Scrabble is getting a makeover. Since its invention 75 years ago, Scrabble has engrossed and simultaneously enraged millions around the world. Now, its creators believe it’s time for a change.

Mattel, the creator of the popular board game, launched a new version of the game last week designed to be more appealing to Gen Z. After much research, Mattel found that members of Gen Z are less competitive than their older counterparts, and prefer a collaborative game where players can enjoy being together and have fun creating words.

Scrabble Together, as the new version is known, is currently only available in Europe as Hasbro, rather than Mattel, own the license for Scrabble in North America. It’s unclear whether Hasbro plans to release a similar version in the U.S.

“Scrabble has truly stood the test of time as one of the most popular board games in history, and we want to ensure the game continues to be inclusive for all players,” Ray Adler, vice-president and global head of games at Mattel, released in a statement. “For anyone who’s ever thought ‘word games aren’t for me’, or felt a little intimidated by the classic game, Scrabble Together mode is an ideal option.” 

Scrabble Together aims to be more collaborative than the traditional game. Rather than playing against one another players must work together to win “goal cards.” These cards then set the players goals such as “play a word containing at least three different consonants”. There’s also no time limit and players can only succeed if they work together.

The game ends when the players complete 20 of these goal cards, in which case all the players win. If the players can’t complete 20 cards, then they all lose. “Helper cards” are also available to help the players out if they get into a difficult situation. 

So far, players have mixed feelings about the game, according to the BBC. Some prefer the competitive aspect of board games and believe that it shouldn't be removed, while others reportedly enjoy the new collaborative and more relaxed format. 
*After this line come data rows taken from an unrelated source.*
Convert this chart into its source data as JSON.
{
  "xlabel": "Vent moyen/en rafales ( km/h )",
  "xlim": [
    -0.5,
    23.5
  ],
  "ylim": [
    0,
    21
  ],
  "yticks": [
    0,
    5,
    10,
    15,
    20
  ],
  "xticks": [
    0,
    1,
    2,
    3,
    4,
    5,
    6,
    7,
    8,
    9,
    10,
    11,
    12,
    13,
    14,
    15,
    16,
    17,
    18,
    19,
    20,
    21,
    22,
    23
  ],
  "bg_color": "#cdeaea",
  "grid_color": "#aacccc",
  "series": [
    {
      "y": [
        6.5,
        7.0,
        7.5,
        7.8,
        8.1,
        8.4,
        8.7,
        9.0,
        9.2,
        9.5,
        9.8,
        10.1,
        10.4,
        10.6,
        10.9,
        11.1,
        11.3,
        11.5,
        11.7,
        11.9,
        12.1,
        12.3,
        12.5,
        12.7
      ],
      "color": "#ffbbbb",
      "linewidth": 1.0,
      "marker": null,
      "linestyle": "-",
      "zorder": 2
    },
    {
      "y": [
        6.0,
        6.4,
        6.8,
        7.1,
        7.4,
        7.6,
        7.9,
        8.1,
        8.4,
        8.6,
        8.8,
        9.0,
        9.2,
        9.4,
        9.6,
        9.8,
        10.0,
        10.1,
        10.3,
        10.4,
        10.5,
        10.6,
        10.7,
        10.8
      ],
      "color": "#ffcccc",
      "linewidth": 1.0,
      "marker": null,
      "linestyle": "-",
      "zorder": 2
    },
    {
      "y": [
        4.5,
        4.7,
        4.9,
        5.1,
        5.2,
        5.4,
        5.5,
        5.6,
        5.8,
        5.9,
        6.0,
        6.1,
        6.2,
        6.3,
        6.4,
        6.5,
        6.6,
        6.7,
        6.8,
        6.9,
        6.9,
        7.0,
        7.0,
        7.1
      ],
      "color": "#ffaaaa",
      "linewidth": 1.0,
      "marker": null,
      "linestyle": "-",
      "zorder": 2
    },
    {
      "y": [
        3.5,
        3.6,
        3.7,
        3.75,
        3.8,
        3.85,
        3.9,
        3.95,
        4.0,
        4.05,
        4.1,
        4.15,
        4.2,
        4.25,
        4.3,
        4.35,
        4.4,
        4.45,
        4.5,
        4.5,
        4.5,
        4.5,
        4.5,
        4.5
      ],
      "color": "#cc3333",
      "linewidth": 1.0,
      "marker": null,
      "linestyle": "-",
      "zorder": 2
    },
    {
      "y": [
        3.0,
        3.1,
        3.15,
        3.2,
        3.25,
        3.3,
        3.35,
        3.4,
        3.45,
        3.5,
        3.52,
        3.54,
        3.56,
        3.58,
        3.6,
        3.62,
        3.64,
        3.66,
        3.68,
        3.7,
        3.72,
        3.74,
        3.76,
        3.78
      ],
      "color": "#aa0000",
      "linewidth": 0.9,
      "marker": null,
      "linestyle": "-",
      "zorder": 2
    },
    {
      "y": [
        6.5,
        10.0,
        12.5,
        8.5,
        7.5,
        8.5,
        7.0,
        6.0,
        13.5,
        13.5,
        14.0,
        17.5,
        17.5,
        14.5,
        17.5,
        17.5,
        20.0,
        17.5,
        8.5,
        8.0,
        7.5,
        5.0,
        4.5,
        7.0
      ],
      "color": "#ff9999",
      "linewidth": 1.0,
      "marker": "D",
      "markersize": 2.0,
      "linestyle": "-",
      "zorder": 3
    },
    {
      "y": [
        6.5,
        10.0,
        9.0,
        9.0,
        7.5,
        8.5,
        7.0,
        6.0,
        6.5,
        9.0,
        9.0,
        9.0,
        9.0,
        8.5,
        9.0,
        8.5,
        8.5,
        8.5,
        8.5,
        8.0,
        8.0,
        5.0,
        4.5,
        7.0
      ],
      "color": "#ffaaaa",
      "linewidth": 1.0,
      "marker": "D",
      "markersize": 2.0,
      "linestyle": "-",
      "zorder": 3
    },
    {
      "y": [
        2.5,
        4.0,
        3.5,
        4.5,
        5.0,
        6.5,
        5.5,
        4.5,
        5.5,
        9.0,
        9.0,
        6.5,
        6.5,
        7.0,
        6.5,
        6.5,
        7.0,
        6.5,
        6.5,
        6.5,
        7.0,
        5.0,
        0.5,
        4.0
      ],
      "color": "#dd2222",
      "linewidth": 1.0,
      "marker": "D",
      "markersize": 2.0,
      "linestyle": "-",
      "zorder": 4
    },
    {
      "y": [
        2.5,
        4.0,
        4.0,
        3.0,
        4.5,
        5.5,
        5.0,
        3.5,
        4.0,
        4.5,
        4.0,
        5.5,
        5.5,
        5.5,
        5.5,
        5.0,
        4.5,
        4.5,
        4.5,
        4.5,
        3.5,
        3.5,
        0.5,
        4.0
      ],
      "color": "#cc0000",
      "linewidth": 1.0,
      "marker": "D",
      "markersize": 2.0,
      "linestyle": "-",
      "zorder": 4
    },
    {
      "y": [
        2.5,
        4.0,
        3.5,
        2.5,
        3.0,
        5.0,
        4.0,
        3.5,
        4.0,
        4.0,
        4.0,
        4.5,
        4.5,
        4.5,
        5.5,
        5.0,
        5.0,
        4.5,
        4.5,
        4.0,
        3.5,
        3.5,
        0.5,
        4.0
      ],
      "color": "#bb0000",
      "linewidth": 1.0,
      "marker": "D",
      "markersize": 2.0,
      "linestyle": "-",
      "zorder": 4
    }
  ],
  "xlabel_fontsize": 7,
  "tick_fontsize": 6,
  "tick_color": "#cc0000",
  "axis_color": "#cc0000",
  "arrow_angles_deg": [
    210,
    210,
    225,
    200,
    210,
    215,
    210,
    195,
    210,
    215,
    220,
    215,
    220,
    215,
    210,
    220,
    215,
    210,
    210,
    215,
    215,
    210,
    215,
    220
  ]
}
Some have been quick to criticize the new version, however, calling it "Scrabble for Snowflakes" and "Woke Scrabble" on X.

But don’t worry, the original Scrabble, first invented in 1938 by American architect Alfred Mosher Butts, isn’t going anywhere. 

We’re not changing original Scrabble,” Adler told the New York Times. “This is just an additive to it that if you don’t like it, you know, don’t play it. We just hope it will bring more people into the game.”

Now that’s how you spell s-u-c-c-e-s-s.